In the hall they met Orbit. There were deep lines graven on his face by the shock and strain of the afternoon’s horror and he was holding himself in such deep repression that only his eyes betrayed his emotion, glowing darkly like live coals in an ashen pallor.
“It is—all over?” he asked in a hushed tone. “Jean tells me the body has been removed and the conservatory thrown open again. I would gladly close it forever, I feel that I can never touch the organ, but I suppose that is morbid. Whatever mysterious, horrible thing came to destroy that girl we can be thankful that the baby escaped! Your inspector is quite beyond his depth, I am afraid, but have you and Riordan no clue?”
“Did the medical examiner’s assistant say it was poison gas did it, the same as the doctor?” McCarty evaded the question.
“He didn’t express an opinion while I was there, but your inspector went away with him, perhaps for some data that may reveal the actual cause of poor Lucette’s death. With all respect to Doctor Allonby I cannot convince myself that the girl was gassed; the sheer impossibility of it under the circumstances can’t be overcome in my mind!—But don’t let me keep you, unless, of course, there are some questions you wish to ask me?”

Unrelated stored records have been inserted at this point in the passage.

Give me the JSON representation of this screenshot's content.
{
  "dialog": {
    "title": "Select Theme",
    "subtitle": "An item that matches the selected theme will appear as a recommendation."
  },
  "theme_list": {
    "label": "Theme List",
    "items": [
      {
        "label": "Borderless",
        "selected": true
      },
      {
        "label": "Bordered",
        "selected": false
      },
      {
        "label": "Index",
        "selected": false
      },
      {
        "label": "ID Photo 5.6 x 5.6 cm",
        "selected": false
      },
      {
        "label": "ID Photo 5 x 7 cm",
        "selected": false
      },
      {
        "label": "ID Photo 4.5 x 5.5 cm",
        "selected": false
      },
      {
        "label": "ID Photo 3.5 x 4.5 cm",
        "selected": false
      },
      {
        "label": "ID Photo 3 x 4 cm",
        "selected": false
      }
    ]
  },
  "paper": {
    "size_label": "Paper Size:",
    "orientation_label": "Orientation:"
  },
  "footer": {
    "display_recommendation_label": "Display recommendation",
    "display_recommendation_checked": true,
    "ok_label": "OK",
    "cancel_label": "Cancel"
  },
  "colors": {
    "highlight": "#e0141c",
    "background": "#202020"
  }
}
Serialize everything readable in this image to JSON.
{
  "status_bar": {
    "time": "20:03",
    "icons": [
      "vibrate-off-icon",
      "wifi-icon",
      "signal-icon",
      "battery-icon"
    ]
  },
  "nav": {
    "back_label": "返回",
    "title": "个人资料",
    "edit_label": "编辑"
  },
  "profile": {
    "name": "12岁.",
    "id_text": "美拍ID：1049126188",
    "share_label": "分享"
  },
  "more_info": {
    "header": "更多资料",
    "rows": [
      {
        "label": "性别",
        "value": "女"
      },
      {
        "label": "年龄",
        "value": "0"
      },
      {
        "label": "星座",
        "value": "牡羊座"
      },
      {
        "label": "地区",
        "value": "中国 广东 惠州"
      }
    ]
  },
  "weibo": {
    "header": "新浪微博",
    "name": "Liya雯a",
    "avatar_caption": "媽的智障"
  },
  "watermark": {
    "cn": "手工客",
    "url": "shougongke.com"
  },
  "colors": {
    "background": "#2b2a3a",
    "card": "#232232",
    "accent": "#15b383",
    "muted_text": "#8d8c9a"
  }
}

“Not now,” McCarty shook his head. “We’ll be back later, likely. You’ve my own ’phone number in case anything turns up?”
Orbit nodded and himself showed them out the front door. Bill Jennings met them as they approached the east gate and launched into excited queries concerning the murder but McCarty cut him short.

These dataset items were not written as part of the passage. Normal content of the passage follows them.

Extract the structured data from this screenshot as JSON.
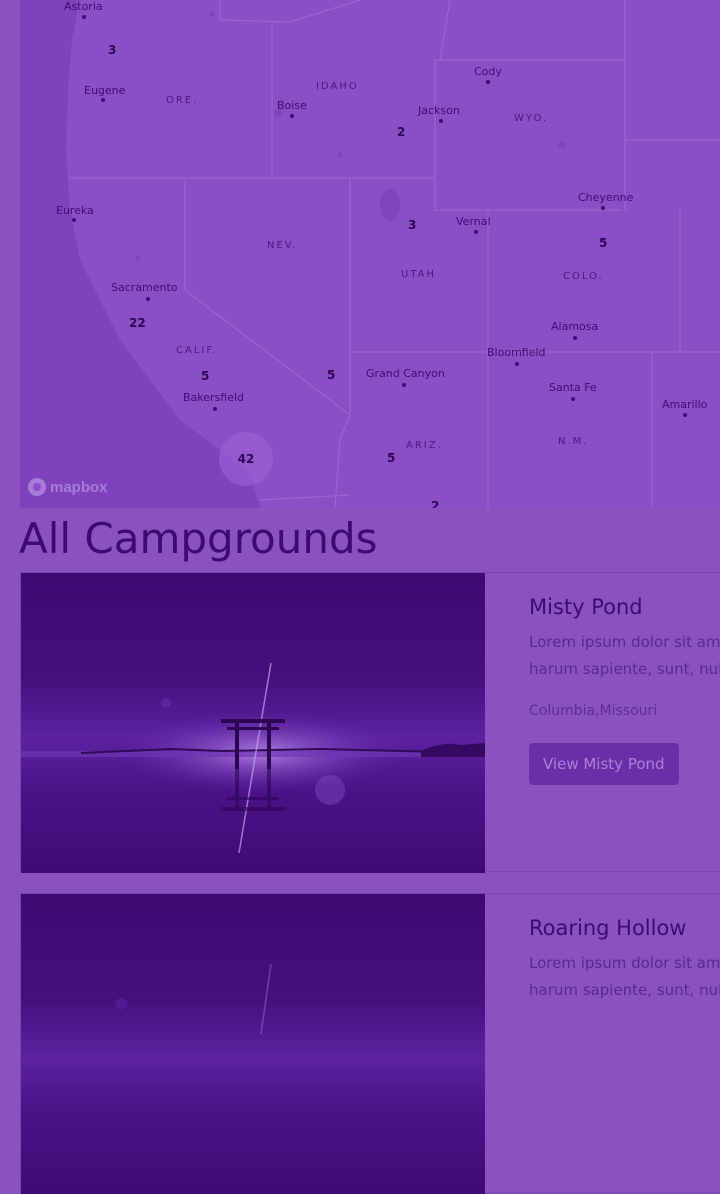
{
  "map": {
    "attribution": "mapbox",
    "cities": [
      {
        "name": "Astoria"
      },
      {
        "name": "Eugene"
      },
      {
        "name": "Boise"
      },
      {
        "name": "Cody"
      },
      {
        "name": "Jackson"
      },
      {
        "name": "Cheyenne"
      },
      {
        "name": "Eureka"
      },
      {
        "name": "Vernal"
      },
      {
        "name": "Sacramento"
      },
      {
        "name": "Alamosa"
      },
      {
        "name": "Bloomfield"
      },
      {
        "name": "Grand Canyon"
      },
      {
        "name": "Bakersfield"
      },
      {
        "name": "Santa Fe"
      },
      {
        "name": "Amarillo"
      }
    ],
    "states": [
      {
        "name": "IDAHO"
      },
      {
        "name": "ORE."
      },
      {
        "name": "WYO."
      },
      {
        "name": "NEV."
      },
      {
        "name": "UTAH"
      },
      {
        "name": "COLO."
      },
      {
        "name": "CALIF."
      },
      {
        "name": "ARIZ."
      },
      {
        "name": "N.M."
      }
    ],
    "clusters": [
      {
        "count": "3"
      },
      {
        "count": "2"
      },
      {
        "count": "3"
      },
      {
        "count": "5"
      },
      {
        "count": "22"
      },
      {
        "count": "5"
      },
      {
        "count": "5"
      },
      {
        "count": "42"
      },
      {
        "count": "5"
      },
      {
        "count": "2"
      }
    ]
  },
  "page": {
    "heading": "All Campgrounds"
  },
  "campgrounds": [
    {
      "title": "Misty Pond",
      "description_line1": "Lorem ipsum dolor sit amet",
      "description_line2": "harum sapiente, sunt, nulla",
      "location": "Columbia,Missouri",
      "button": "View Misty Pond"
    },
    {
      "title": "Roaring Hollow",
      "description_line1": "Lorem ipsum dolor sit amet",
      "description_line2": "harum sapiente, sunt, nulla"
    }
  ],
  "colors": {
    "background": "#8952bf",
    "heading": "#3d0b70",
    "button": "#6a2fa8",
    "photo_dark": "#3d0a72"
  }
}
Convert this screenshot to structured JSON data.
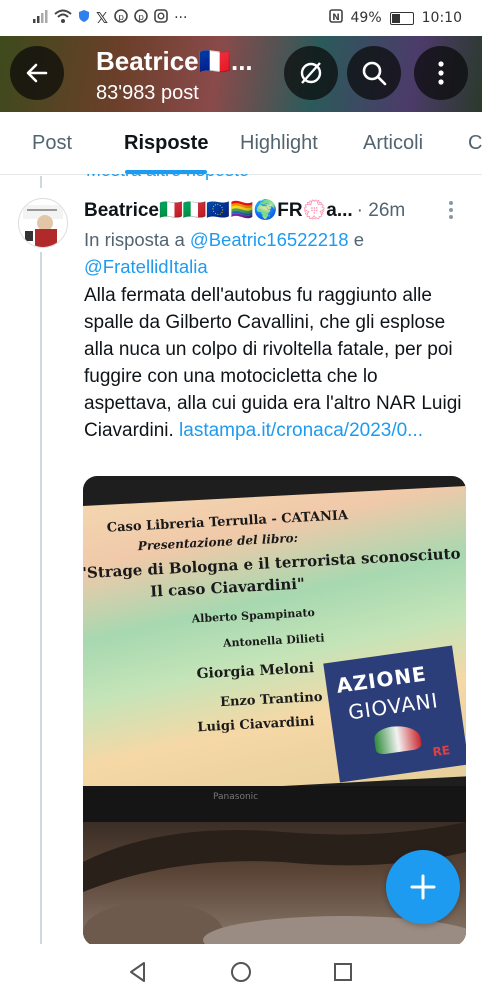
{
  "status_bar": {
    "battery": "49%",
    "battery_level": 0.49,
    "time": "10:10",
    "notification_icons": [
      "signal-icon",
      "wifi-icon",
      "shield-icon",
      "x-icon",
      "pinterest-icon",
      "pinterest-icon",
      "instagram-icon",
      "more-icon"
    ],
    "more": "···"
  },
  "header": {
    "title": "Beatrice🇫🇷...",
    "subtitle": "83'983 post",
    "colors": {
      "circle_button": "#0a0a0a"
    }
  },
  "tabs": [
    {
      "label": "Post",
      "active": false
    },
    {
      "label": "Risposte",
      "active": true
    },
    {
      "label": "Highlight",
      "active": false
    },
    {
      "label": "Articoli",
      "active": false
    },
    {
      "label": "C",
      "active": false
    }
  ],
  "thread": {
    "more_replies": "Mostra altre risposte"
  },
  "tweet": {
    "author": "Beatrice🇮🇹🇮🇹🇪🇺🏳️‍🌈🌍FR💮a...",
    "time": "· 26m",
    "reply_to_prefix": "In risposta a",
    "reply_to_user1": "@Beatric16522218",
    "reply_to_and": "e",
    "reply_to_user2": "@FratellidItalia",
    "text": "Alla fermata dell'autobus fu raggiunto alle spalle da Gilberto Cavallini, che gli esplose alla nuca un colpo di rivoltella fatale, per poi fuggire con una motocicletta che lo aspettava, alla cui guida era l'altro NAR Luigi Ciavardini.",
    "link": "lastampa.it/cronaca/2023/0..."
  },
  "media": {
    "screen_lines": [
      "Caso Libreria Terrulla - CATANIA",
      "Presentazione del libro:",
      "\"Strage di Bologna e il terrorista sconosciuto",
      "Il caso Ciavardini\"",
      "Alberto Spampinato",
      "Antonella Dilieti",
      "Giorgia Meloni",
      "Enzo Trantino",
      "Luigi Ciavardini"
    ],
    "poster_line1": "AZIONE",
    "poster_line2": "GIOVANI",
    "poster_small": "RE",
    "tv_brand": "Panasonic"
  },
  "fab": {
    "icon": "plus-icon",
    "color": "#1d9bf0"
  },
  "nav_bar": {
    "icons": [
      "back-triangle-icon",
      "home-circle-icon",
      "recents-square-icon"
    ]
  },
  "colors": {
    "accent": "#1d9bf0",
    "text": "#0f1419",
    "muted": "#536471"
  }
}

“You know as much about it as we do, ourselves,” he asserted. “The girl died sudden, sitting in the conservatory with the child playing around her feet and not even the doctor’s sure what took her.—Bill, do you mind that balloon peddler you chased away from the gate when we were coming in? Did you ever see him hanging about before?”

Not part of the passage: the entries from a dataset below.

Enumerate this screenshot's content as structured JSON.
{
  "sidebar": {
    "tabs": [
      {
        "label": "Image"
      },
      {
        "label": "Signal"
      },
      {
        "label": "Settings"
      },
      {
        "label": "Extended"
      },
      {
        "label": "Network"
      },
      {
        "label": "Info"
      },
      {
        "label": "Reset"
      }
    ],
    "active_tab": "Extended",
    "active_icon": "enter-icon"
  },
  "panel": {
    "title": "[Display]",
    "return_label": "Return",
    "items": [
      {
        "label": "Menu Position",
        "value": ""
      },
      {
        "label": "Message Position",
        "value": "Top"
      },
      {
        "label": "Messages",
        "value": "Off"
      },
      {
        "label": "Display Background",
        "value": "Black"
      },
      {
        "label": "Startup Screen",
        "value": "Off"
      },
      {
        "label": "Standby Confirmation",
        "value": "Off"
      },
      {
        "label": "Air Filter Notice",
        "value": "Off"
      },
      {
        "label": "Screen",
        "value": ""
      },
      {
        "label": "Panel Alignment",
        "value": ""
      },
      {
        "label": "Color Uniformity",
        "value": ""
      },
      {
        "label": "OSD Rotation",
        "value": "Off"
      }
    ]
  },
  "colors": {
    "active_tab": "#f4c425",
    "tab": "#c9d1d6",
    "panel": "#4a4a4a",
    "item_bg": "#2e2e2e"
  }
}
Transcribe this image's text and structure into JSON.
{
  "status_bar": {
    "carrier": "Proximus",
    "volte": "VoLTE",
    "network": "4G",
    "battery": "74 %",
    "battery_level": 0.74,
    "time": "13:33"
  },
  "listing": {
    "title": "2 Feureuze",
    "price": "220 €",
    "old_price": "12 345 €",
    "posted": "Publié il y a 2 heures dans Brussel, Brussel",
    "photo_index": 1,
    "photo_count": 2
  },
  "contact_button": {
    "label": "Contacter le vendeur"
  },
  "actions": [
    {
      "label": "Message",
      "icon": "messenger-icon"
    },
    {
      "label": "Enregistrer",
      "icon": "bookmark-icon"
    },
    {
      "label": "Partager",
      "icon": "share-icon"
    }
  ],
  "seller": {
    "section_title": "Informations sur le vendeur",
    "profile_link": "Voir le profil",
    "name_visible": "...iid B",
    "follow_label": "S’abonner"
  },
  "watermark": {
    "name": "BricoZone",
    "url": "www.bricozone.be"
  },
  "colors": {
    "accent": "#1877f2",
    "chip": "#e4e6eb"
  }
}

“Many a time,” returned the watchman promptly. “Balloons are a new line with him; it used to be peanuts and before that little plaster images. Tony, his name is,—he knows this boy coming now, that delivers the evening papers for the whole Mall. Is there anything wrong about him? He ain’t ever been inside the gates while I was on!”
“Lord, no!” McCarty replied hastily. “I thought he looked kind of like a dago I used to know myself.... Don’t let any reporters in, Bill, until we get back.”
He hurried through the gate, dragging Dennis after him, and around the corner, where he came to a halt.